What the FCRA amendments mean
The Bill amends the Foreign Contribution (Regulation) Act 2010 (FCRA 2010) to make several new provisions. The FCRA 2010 has already been amended twice.
The Lok Sabha passed The Foreign Contribution (Regulation) Amendment (FCRA) Bill, 2020 on Sept. 21, amid concerns by voluntary organisations that the new changes will further tighten channels of funding from abroad.
Minister of state for home Nityanand Rai, during a discussion in the Lower House, argued that the law needed to be updated further to “prevent the misuse of foreign funds” by those who receive it.
The Bill amends the Foreign Contribution (Regulation) Act 2010 (FCRA 2010) to make several new provisions. The FCRA 2010 has already been amended twice. The first amendment was made by Section 236 of the Finance Act, 2016 and the second by Section 220 of the Finance Act, 2018.
Here’s the context of why the new changes are important and the backdrop in which they have been made. The annual inflow of foreign contributions has nearly doubled between 2010 and 2019. According to the government, many recipients of foreign funding have not utilised it for the purpose for which they were registered.
Opponents have argued the government has used the provisions to clamp down on political rivals as well as voluntary organisations.
The home ministry on July 8 set up an interministerial committee to oversee investigations into three trusts linked to the Gandhi family, for alleged violations, of among other laws, FCRA 2010. These trusts are the Rajiv Gandhi Foundation, the Indira Gandhi Memorial Trust, and the Rajiv Gandhi Charitable Trust. The trust has denied any wrongdoing.
In November 2019, the Central Bureau of Investigation (CBI) had raided the offices of the human rights organisation, Amnesty International, for alleged violation of FCRA. The organisation denied the charges.

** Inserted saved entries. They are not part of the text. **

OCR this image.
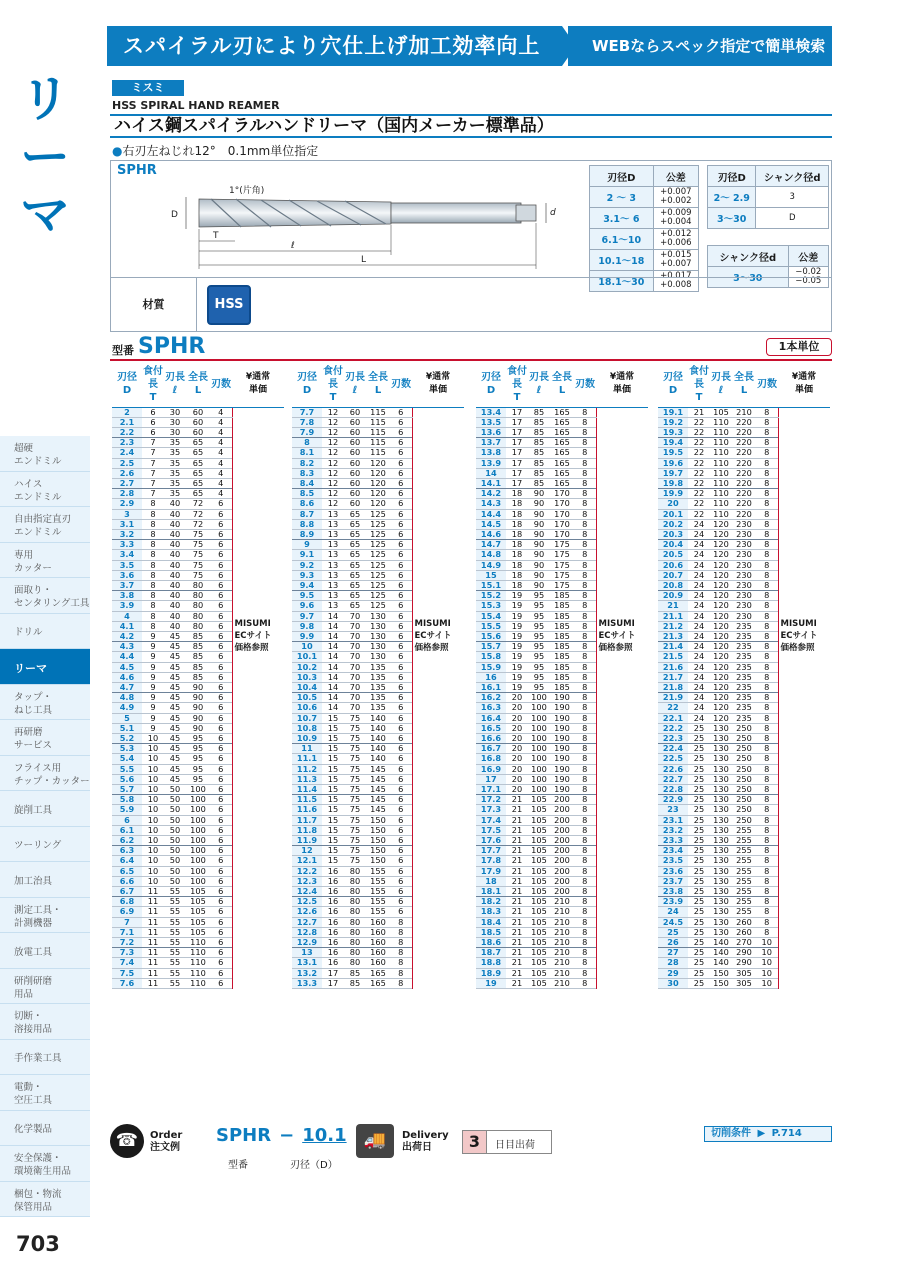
リ
ー
マ
超硬
エンドミル
ハイス
エンドミル
自由指定直刃
エンドミル
専用
カッター
面取り・
センタリング工具
ドリル
リーマ
タップ・
ねじ工具
再研磨
サービス
フライス用
チップ・カッター
旋削工具
ツーリング
加工治具
測定工具・
計測機器
放電工具
研削研磨
用品
切断・
溶接用品
手作業工具
電動・
空圧工具
化学製品
安全保護・
環境衛生用品
梱包・物流
保管用品
703
スパイラル刃により穴仕上げ加工効率向上	WEBならスペック指定で簡単検索
ミスミ
HSS SPIRAL HAND REAMER
ハイス鋼スパイラルハンドリーマ（国内メーカー標準品）
●右刃左ねじれ12°　0.1mm単位指定
SPHR
D	d
1°(片角)
T
ℓ
L
刃径D	公差
2 ～ 3	+0.007
+0.002
3.1～ 6	+0.009
+0.004
6.1～10	+0.012
+0.006
10.1～18	+0.015
+0.007
18.1～30	+0.017
+0.008
刃径D	シャンク径d
2～ 2.9	3
3～30	D
シャンク径d	公差
3～30	−0.02
−0.05
材質	HSS
型番 SPHR	1本単位
刃径
D	食付長
T	刃長
ℓ	全長
L	刃数	¥通常
単価
2	6	30	60	4	MISUMI
ECサイト
価格参照

2.1	6	30	60	4	
2.2	6	30	60	4	
2.3	7	35	65	4	
2.4	7	35	65	4	
2.5	7	35	65	4	
2.6	7	35	65	4	
2.7	7	35	65	4	
2.8	7	35	65	4	
2.9	8	40	72	6	
3	8	40	72	6	
3.1	8	40	72	6	
3.2	8	40	75	6	
3.3	8	40	75	6	
3.4	8	40	75	6	
3.5	8	40	75	6	
3.6	8	40	75	6	
3.7	8	40	80	6	
3.8	8	40	80	6	
3.9	8	40	80	6	
4	8	40	80	6	
4.1	8	40	80	6	
4.2	9	45	85	6	
4.3	9	45	85	6	
4.4	9	45	85	6	
4.5	9	45	85	6	
4.6	9	45	85	6	
4.7	9	45	90	6	
4.8	9	45	90	6	
4.9	9	45	90	6	
5	9	45	90	6	
5.1	9	45	90	6	
5.2	10	45	95	6	
5.3	10	45	95	6	
5.4	10	45	95	6	
5.5	10	45	95	6	
5.6	10	45	95	6	
5.7	10	50	100	6	
5.8	10	50	100	6	
5.9	10	50	100	6	
6	10	50	100	6	
6.1	10	50	100	6	
6.2	10	50	100	6	
6.3	10	50	100	6	
6.4	10	50	100	6	
6.5	10	50	100	6	
6.6	10	50	100	6	
6.7	11	55	105	6	
6.8	11	55	105	6	
6.9	11	55	105	6	
7	11	55	105	6	
7.1	11	55	105	6	
7.2	11	55	110	6	
7.3	11	55	110	6	
7.4	11	55	110	6	
7.5	11	55	110	6	
7.6	11	55	110	6	
刃径
D	食付長
T	刃長
ℓ	全長
L	刃数	¥通常
単価
7.7	12	60	115	6	MISUMI
ECサイト
価格参照

7.8	12	60	115	6	
7.9	12	60	115	6	
8	12	60	115	6	
8.1	12	60	115	6	
8.2	12	60	120	6	
8.3	12	60	120	6	
8.4	12	60	120	6	
8.5	12	60	120	6	
8.6	12	60	120	6	
8.7	13	65	125	6	
8.8	13	65	125	6	
8.9	13	65	125	6	
9	13	65	125	6	
9.1	13	65	125	6	
9.2	13	65	125	6	
9.3	13	65	125	6	
9.4	13	65	125	6	
9.5	13	65	125	6	
9.6	13	65	125	6	
9.7	14	70	130	6	
9.8	14	70	130	6	
9.9	14	70	130	6	
10	14	70	130	6	
10.1	14	70	130	6	
10.2	14	70	135	6	
10.3	14	70	135	6	
10.4	14	70	135	6	
10.5	14	70	135	6	
10.6	14	70	135	6	
10.7	15	75	140	6	
10.8	15	75	140	6	
10.9	15	75	140	6	
11	15	75	140	6	
11.1	15	75	140	6	
11.2	15	75	145	6	
11.3	15	75	145	6	
11.4	15	75	145	6	
11.5	15	75	145	6	
11.6	15	75	145	6	
11.7	15	75	150	6	
11.8	15	75	150	6	
11.9	15	75	150	6	
12	15	75	150	6	
12.1	15	75	150	6	
12.2	16	80	155	6	
12.3	16	80	155	6	
12.4	16	80	155	6	
12.5	16	80	155	6	
12.6	16	80	155	6	
12.7	16	80	160	8	
12.8	16	80	160	8	
12.9	16	80	160	8	
13	16	80	160	8	
13.1	16	80	160	8	
13.2	17	85	165	8	
13.3	17	85	165	8	
刃径
D	食付長
T	刃長
ℓ	全長
L	刃数	¥通常
単価
13.4	17	85	165	8	MISUMI
ECサイト
価格参照

13.5	17	85	165	8	
13.6	17	85	165	8	
13.7	17	85	165	8	
13.8	17	85	165	8	
13.9	17	85	165	8	
14	17	85	165	8	
14.1	17	85	165	8	
14.2	18	90	170	8	
14.3	18	90	170	8	
14.4	18	90	170	8	
14.5	18	90	170	8	
14.6	18	90	170	8	
14.7	18	90	175	8	
14.8	18	90	175	8	
14.9	18	90	175	8	
15	18	90	175	8	
15.1	18	90	175	8	
15.2	19	95	185	8	
15.3	19	95	185	8	
15.4	19	95	185	8	
15.5	19	95	185	8	
15.6	19	95	185	8	
15.7	19	95	185	8	
15.8	19	95	185	8	
15.9	19	95	185	8	
16	19	95	185	8	
16.1	19	95	185	8	
16.2	20	100	190	8	
16.3	20	100	190	8	
16.4	20	100	190	8	
16.5	20	100	190	8	
16.6	20	100	190	8	
16.7	20	100	190	8	
16.8	20	100	190	8	
16.9	20	100	190	8	
17	20	100	190	8	
17.1	20	100	190	8	
17.2	21	105	200	8	
17.3	21	105	200	8	
17.4	21	105	200	8	
17.5	21	105	200	8	
17.6	21	105	200	8	
17.7	21	105	200	8	
17.8	21	105	200	8	
17.9	21	105	200	8	
18	21	105	200	8	
18.1	21	105	200	8	
18.2	21	105	210	8	
18.3	21	105	210	8	
18.4	21	105	210	8	
18.5	21	105	210	8	
18.6	21	105	210	8	
18.7	21	105	210	8	
18.8	21	105	210	8	
18.9	21	105	210	8	
19	21	105	210	8	
刃径
D	食付長
T	刃長
ℓ	全長
L	刃数	¥通常
単価
19.1	21	105	210	8	MISUMI
ECサイト
価格参照

19.2	22	110	220	8	
19.3	22	110	220	8	
19.4	22	110	220	8	
19.5	22	110	220	8	
19.6	22	110	220	8	
19.7	22	110	220	8	
19.8	22	110	220	8	
19.9	22	110	220	8	
20	22	110	220	8	
20.1	22	110	220	8	
20.2	24	120	230	8	
20.3	24	120	230	8	
20.4	24	120	230	8	
20.5	24	120	230	8	
20.6	24	120	230	8	
20.7	24	120	230	8	
20.8	24	120	230	8	
20.9	24	120	230	8	
21	24	120	230	8	
21.1	24	120	230	8	
21.2	24	120	235	8	
21.3	24	120	235	8	
21.4	24	120	235	8	
21.5	24	120	235	8	
21.6	24	120	235	8	
21.7	24	120	235	8	
21.8	24	120	235	8	
21.9	24	120	235	8	
22	24	120	235	8	
22.1	24	120	235	8	
22.2	25	130	250	8	
22.3	25	130	250	8	
22.4	25	130	250	8	
22.5	25	130	250	8	
22.6	25	130	250	8	
22.7	25	130	250	8	
22.8	25	130	250	8	
22.9	25	130	250	8	
23	25	130	250	8	
23.1	25	130	250	8	
23.2	25	130	255	8	
23.3	25	130	255	8	
23.4	25	130	255	8	
23.5	25	130	255	8	
23.6	25	130	255	8	
23.7	25	130	255	8	
23.8	25	130	255	8	
23.9	25	130	255	8	
24	25	130	255	8	
24.5	25	130	260	8	
25	25	130	260	8	
26	25	140	270	10	
27	25	140	290	10	
28	25	140	290	10	
29	25	150	305	10	
30	25	150	305	10	
☎	Order
注文例
SPHR − 10.1
型番	刃径（D）
🚚	Delivery
出荷日	3	日目出荷
切削条件 ▶ P.714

The Centre has cancelled certificates of registration of more than 19,000 voluntary organisations between 2011 and 2019, according to home ministry data.
FCRA, 2010 was enacted to regulate the acceptance and utilisation of foreign contribution or foreign hospitality for any activities detrimental to “national interest”, according to the Statement of Objects and Reasons of the new Bill.
Under FRCA, election candidates, editor or publisher of a newspaper, judges, members of any legislature and political parties are prohibited from receiving foreign donations. The Bill adds public servants (as defined under the Indian Penal Code) to this list of prohibited persons.
A key amendment proposes to introduce the requirement of Aadhaar, the biometric ID, stating that applicants must now provide Aadhaar details of all its office-bearers as an identification document.
The Bill prohibits the transfer of foreign grants received by an entity to a partner organisation or an associated person, which is a usual practice.
Under FCRA, a registered person must accept foreign contribution only in a single branch of a scheduled bank but they may open more accounts in other banks to spend the funds.
The Bill says foreign contribution can now be received only in an account designated by the bank as “FCRA account” in a branch of the State Bank of India, New Delhi (as notified by the central government). No funds other than the foreign contribution should be received or deposited in this account.
Earlier, recipients of foreign grants could use 50% of the contribution for meeting administrative expenses. The Bill reduces this limit to 20%.
The Voluntary Action Network India, a representative body of development organisations, has urged the government to refer the Bill to a select or a Standing Committee of Parliament. “The Bill throttles the spirit of cooperation that had been ushered in earlier this year by the positive role played by development organisations in mitigating the lockdown and the Covid-19 pandemic by virtually making it impossible for NGOs to function.”
The Bill assumes that all NGOs receiving foreign grants are guilty, unless prove otherwise, it said.